You will answer the questions and write your abstract in this notebook. 

##Submitting the practical
You will submit this work in two forms:
1. You are required to save this notebook as a pdf which you will upload to Turnitin. 
2. You are also required to submit this workbook as a notebook. To do this, please click on the 'share' button (top right corner of this screen). Under 'General Access' change the access from 'Restricted' to 'Anyone with link'. Then copy the link and paste it here:

***Paste your link here:*** 

(note that to add text into a text block, you need to hover your mouse over the text block you want to edit, and double-click)

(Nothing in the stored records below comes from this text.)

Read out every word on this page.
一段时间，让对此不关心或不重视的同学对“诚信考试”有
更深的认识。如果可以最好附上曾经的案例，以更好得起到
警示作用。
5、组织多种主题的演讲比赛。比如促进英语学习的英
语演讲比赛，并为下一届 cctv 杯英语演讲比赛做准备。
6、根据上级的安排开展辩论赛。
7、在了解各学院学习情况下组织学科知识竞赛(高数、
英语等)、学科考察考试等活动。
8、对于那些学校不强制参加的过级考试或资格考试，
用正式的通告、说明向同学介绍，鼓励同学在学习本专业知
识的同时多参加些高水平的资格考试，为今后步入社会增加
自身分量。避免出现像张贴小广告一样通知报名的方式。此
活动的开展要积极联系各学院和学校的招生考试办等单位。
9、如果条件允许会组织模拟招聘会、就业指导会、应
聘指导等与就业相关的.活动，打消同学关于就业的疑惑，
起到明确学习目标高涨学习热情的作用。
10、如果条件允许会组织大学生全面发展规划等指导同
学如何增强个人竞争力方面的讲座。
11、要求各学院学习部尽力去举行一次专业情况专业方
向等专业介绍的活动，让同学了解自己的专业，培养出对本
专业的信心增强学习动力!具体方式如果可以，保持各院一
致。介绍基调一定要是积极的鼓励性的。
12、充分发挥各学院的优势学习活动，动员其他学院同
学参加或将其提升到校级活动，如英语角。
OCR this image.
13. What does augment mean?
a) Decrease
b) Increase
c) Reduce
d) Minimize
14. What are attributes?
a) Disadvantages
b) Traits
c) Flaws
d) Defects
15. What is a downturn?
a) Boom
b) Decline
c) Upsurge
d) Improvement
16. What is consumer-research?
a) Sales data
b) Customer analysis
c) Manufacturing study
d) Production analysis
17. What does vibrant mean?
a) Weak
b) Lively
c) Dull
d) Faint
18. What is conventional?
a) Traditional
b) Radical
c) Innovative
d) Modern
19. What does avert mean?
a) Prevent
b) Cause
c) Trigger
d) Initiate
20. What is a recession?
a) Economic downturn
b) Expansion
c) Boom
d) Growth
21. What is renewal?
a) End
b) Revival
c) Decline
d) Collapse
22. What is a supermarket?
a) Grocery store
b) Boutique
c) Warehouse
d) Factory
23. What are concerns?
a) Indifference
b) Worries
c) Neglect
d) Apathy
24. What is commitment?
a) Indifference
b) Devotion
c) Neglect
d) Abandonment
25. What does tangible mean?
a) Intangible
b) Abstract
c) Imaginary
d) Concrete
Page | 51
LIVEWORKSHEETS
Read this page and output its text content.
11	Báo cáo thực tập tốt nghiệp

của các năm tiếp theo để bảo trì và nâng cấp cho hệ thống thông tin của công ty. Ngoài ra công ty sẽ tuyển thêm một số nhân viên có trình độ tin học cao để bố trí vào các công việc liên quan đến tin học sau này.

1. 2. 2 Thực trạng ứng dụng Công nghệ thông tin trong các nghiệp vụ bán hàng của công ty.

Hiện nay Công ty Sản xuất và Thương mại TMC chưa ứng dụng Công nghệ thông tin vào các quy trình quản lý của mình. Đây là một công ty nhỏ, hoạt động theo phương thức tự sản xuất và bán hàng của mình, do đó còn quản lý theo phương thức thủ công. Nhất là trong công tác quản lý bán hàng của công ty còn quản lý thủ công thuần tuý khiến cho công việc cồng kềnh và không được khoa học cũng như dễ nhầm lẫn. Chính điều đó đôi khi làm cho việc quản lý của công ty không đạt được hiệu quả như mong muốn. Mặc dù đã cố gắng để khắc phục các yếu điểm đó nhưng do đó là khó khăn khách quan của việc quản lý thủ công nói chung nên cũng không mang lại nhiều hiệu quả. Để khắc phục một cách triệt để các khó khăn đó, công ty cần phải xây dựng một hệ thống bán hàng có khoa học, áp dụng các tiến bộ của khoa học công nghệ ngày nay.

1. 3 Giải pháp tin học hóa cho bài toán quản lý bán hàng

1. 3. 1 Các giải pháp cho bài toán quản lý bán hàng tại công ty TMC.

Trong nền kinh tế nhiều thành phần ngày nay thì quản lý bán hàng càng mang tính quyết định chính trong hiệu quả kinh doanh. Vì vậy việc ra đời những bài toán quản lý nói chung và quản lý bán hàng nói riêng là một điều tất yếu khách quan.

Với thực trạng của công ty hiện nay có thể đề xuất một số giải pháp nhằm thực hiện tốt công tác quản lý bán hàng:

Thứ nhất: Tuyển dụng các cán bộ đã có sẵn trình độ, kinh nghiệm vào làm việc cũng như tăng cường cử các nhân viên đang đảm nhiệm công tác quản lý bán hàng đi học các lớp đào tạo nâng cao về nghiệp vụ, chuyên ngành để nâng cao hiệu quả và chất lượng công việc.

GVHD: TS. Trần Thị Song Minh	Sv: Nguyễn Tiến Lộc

Please also rename your workbook (Week_4_practical_1.ipynb) so that it contains your name (e.g. Week_4_practical_1_LauraTurnbullLloyd.ipynb).




## Getting started
First, you need to load modules.

In [None]:
# import modules 
import pandas as pd
import numpy as np 
import matplotlib.pyplot as plt
import requests
from scipy import stats


##Downloading data
Download data from the USGS using the following parameters:
* format = 'csv'
* starttime = 1994-01-01
* endtime = 2008-01-01
* minlatitude = 33.75
* maxlatitude = 34.75
* minlongitude = -119.20
* maxlongitude = -117.80
* minmagnitude = 1.0


In [None]:
# add required code here 



## Initial exploration of the data
As always, it is useful to plot the data to check it looks okay, and to check for any patterns. It is best to plot the earthquake time series with time on the x-axis and earthquake magnitude on the y-axis. 

Therefore, to improve plotting of the data, it is useful to convert the time column in the earthquake dataset into a time format recognised by python. You can then plot out the data and have better formatted axes labels showing dates. It also enables you to perform calculations on the date/time information, which you will shortly undertake.


In [None]:
# to convert the time column into a proper time format:
eq.time = pd.to_datetime(eq.time)
eq.sort_values("time", inplace=True)


In [None]:
# to plot the data
fig = plt.figure()
plt.plot(eq.time, eq.mag, ".");
plt.ylabel("Magnitude");

## Are large earthquakes clustered?
The typical parameterization of earthquake periodicity or clustering is the Coefficient of Variation (CoV), which is the standard deviation of the interval between earthquakes divided by the mean recurrence interval, and is a straightforward metric for evaluating earthquake spacing where:
* Periodic earthquake distributions have a COV < 1
* Poissonian earthquake distribution have a COV = 1
* Clustered earthquake distributions have a COV > 1


Now, you're in a position to calculate the earthquake COV using the code below:

In [None]:
# earthquake COV analysis
interarrival = eq.time.diff().dropna().apply(lambda x: x / np.timedelta64(1, "D")) # don't worry about the detail here. This code is basically calculating the time difference between earthquake dates and giving a result in days.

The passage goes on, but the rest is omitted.